1)

The number of times the loop body is executed is:

  n-1       n-1           n-1
  -----   -----         -----
  \       \             \
   \       \   1    =    \     (n-1) - (i+1) + 1      
   /       /             /
  /       /             /
  -----  ------         -----
  i=0     j = i+1       i=0

Since (n-1) - (i+1) + 1 = (n-1) - i we get that the number of times the loop
body is executed is:  (n-1) + (n-2) + ... + 0 = n(n-1)/2 = n^2/2 - n/2 

Hence the time complexity is Theta(n^2).

2a)

In all of the below lim is used for the limit as n approaches infinity:

    6n^2
lim --------    = 0
    (n^2) log n

Hence (n^2) log n is asymptotically faster growing than 6n^2.  Thus

  6n^2 = O(n^2 log n),  6n^2 != Omega(n^2 log n), 6n^2 != Theta(n^2 log n)

  A1 is the faster algorithm.

2b)

In all of the below lim is used for the limit as n approaches infinity:

    3/2 n^2 + 7n - 4          3n + 7            3
lim ----------------  = lim -----------  = lim ----  = 3/16
         8n^2                 16 n              16


Hence these two functions grow at the same asymptotic growth rate, though
T1 has the smaller constant.  Thus

  T1(n) = O(T2(n)),  T1(n) = Omega(T2(n)) and T1(n) = Theta(T2(n))

  A1 is the faster algorithm since T1 has the smaller constant.

2c)

In all of the below lim is used for the limit as n approaches infinity:

     n^4
lim --------    = infinity
    n^3 log n

Hence n^4 is asymptotically faster growing.  Thus

  n^4 != O(n^3 log n),  n^4 = Omega(n^3 log n), n^4 != Theta(n^3 log n)

  A2 is the faster algorithm.

3a)
This is false as demonstrated by the counterexample, f(n)=n and g(n)=n^2.
Note that n = O(n^2) but n^2 != O(n).

3b)

We prove this is true.  The key observation is that

   f(n) + g(n) <= 2 max(f(n) + g(n)) for all n

Thus by letting n_0 = 1 and c = 2 we get the required conditions to have
that f(n) + g(n) = O(max(f(n),g(n))

3c)

We prove this is true.  To prove  If p then q we assume p is true and show
that q must follow.  Thus we assume that f(n) = Omega(g(n)).  By the definition
of Omega we have that constants c and n_0 exists such that

   f(n) >= c g(n) for all n >= n_0    (*)

We must show that there exists constants n'_0 and c' for which

   g(n) <= c' f(n) for all n >= n'_0

Solving for f(n) in the above, we get the equivalent requirement that

   f(n) >= 1/c' g(n) for all n >= n'_0

By letting 1/c' = c (so let c' = 1/c) and n'_0 = n_0 this is clearly true
since it is the same as the equation marked by a (*)

(b,c) True, since n^2 (the dominate term on the left) asymptotically grows like n^2 and hence it is Omega(n^2) and also Theta(n^2). faster growing than n log n and hence not upperbounded by it.

(d) False since n log n (the dominate term on the left) is not asymptotically upperbounded by n.

(e) True, since the dominate term on the left, 10 SQRT(n), is asymptotically upperbounded by n.

(f,g) False, since the dominate term on the left, SQRT(n), is not asymptotically upperbounded by n.
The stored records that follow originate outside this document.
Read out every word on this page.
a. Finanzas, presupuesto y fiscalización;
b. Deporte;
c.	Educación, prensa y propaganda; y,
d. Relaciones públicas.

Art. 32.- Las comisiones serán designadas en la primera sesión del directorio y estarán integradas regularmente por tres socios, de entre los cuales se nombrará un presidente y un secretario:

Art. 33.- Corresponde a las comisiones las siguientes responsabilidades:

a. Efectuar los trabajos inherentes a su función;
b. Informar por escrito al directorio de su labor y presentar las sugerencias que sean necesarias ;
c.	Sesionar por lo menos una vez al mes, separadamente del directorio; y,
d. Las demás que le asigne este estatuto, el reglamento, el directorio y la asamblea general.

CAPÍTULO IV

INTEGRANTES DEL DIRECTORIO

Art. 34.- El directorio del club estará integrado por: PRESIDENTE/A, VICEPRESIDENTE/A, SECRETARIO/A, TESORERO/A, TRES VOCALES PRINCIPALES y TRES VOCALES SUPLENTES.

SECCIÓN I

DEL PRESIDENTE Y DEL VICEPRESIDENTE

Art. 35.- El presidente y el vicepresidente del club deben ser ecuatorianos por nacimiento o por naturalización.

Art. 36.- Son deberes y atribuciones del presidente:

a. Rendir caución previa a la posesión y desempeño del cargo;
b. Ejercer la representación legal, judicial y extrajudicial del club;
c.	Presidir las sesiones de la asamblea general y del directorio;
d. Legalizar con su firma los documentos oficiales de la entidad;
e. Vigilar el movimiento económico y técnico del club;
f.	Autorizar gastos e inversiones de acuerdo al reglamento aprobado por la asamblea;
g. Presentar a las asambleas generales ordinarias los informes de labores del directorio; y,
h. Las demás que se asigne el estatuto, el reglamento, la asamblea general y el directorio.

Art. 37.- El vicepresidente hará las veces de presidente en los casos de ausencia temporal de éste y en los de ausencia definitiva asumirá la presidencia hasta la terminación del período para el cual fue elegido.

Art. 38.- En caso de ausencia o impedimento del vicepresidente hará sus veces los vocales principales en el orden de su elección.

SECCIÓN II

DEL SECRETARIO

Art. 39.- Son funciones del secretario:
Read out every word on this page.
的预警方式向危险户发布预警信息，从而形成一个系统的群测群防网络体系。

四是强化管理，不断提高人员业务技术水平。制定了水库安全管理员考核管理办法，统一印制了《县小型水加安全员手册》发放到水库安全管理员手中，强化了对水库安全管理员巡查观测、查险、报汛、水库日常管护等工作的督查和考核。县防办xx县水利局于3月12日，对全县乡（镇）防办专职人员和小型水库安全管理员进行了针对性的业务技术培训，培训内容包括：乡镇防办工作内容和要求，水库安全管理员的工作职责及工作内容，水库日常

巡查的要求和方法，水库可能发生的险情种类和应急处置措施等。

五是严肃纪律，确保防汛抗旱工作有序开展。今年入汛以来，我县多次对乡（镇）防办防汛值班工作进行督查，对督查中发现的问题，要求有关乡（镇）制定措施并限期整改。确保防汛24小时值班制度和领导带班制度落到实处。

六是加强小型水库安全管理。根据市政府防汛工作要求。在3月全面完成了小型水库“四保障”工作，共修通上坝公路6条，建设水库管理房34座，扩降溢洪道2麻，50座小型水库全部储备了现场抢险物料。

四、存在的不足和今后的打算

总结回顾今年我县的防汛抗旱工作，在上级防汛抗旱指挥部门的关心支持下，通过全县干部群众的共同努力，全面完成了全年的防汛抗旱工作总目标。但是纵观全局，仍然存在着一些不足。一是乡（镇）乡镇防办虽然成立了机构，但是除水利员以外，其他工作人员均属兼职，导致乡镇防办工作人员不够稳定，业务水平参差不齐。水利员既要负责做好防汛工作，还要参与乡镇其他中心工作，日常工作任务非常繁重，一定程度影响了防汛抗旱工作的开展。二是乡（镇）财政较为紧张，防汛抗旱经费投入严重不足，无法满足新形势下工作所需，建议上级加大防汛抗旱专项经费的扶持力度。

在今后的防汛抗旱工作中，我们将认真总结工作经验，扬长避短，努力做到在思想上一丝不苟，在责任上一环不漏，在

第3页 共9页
See the class notes where we showed that that lim as n -> infinity of log n / SQRT(n) = 0 giving that SQRT(n) is asymptotically faster growing.

(h) False, since the dominate term on the left, SQRT(n), is asymptotically faster slower growing than n.

(i) True, since the dominate term on the left, 2 SQRT(n), grows asymptotically at the same rate as SQRT(n).

(j) True, since the dominate term on the left, SQRT(n), is asymptotically faster growing than 1.

(k) True, since the dominate term on the left, SQRT(n), is asymptotically faster growing than log n.

(l) False, since the dominate term on the left, SQRT(n), is asymptotically slower growing than n.

5)

Clearly T(1) = Theta(1).  The first loop used for splitting has time complexity
Theta(n) and the second has time complexity Theta(n^2).  

There are 2 recursive calls of size n/2.

Finally constant time (Theta(1)) is spent combining.  Hence we get the
recurrence.

  T(1) = Theta(1)
  T(n) = 2 T(n/2) + Theta(n^2) for n >= 2

By the master method we get that T(n) = Theta(n^2).  Hence this given algorithm
is a Theta(n^2) algorithm.

6a)

T(n) = c n log_2 n + n

We are going to exactly solve this recurrence when n is a power of 2.
There are log_2 n levels above the leaves each of which uses cn statements. 
Finally there are n leaves that use 1 step each.

To prove it is correct (for n a power of 2) we use induction on k = 0,1,2,... 
where n = 2^k.  So the base case is that T(1)=1 by the definition and our
formula also gives 1 since log_2 1 = 0.

inductive step:  Show if T(2^k) = c 2^k k + 2^k 
                      then T(2^{k+1}) = c 2^{k+1} (k+1) + 2^{k+1}

   Thus we assume that T(2^k) = c 2^k k + 2^k (this is our inductive hypothesis).
   By the given definition that T(n) = 2 T(n/2) + cn we have that

  T(2^{k+1}) = 2 T(2^k) + c 2^{k+1}

Then by applying the inductive hypothesis for T(2^k) and simplifying we get
the desired result that T(2^{k+1}) = c 2^{k+1} (k+1) + 2^{k+1}

6b)

The number of leaves is 4^{log_2 n} = 2^{2 log_2 n} = 2^{log_2 n^2} = n^2

T(n) = (SUM_{i=0 to (log_2 n) - 1} cn 2^i) + n^2 T(1) = cn(2^{log_2 n} - 1) + n^2

     = cn^2 - cn + n^2

     = (c+1) n^2 - cn

To prove it is correct via induction follow the same structure as in 6a above.

6c)

The number of leaves is 2^{log_4 n} = 4^{1/2 log_4 n} = 4 ^{log_4  n^{1/2}}
  =  sqrt(n)

T(n) = (SUM_{i=0 to (log_4 n) - 1} sqrt(n) + sqrt(n) T(1) 
 
     = sqrt(n) log_4 n + sqrt(n)

     = sqrt(n) (log_4 n + 1)


To prove it is correct via induction follow the same structure as in 6a above
except you will let n = 4^k.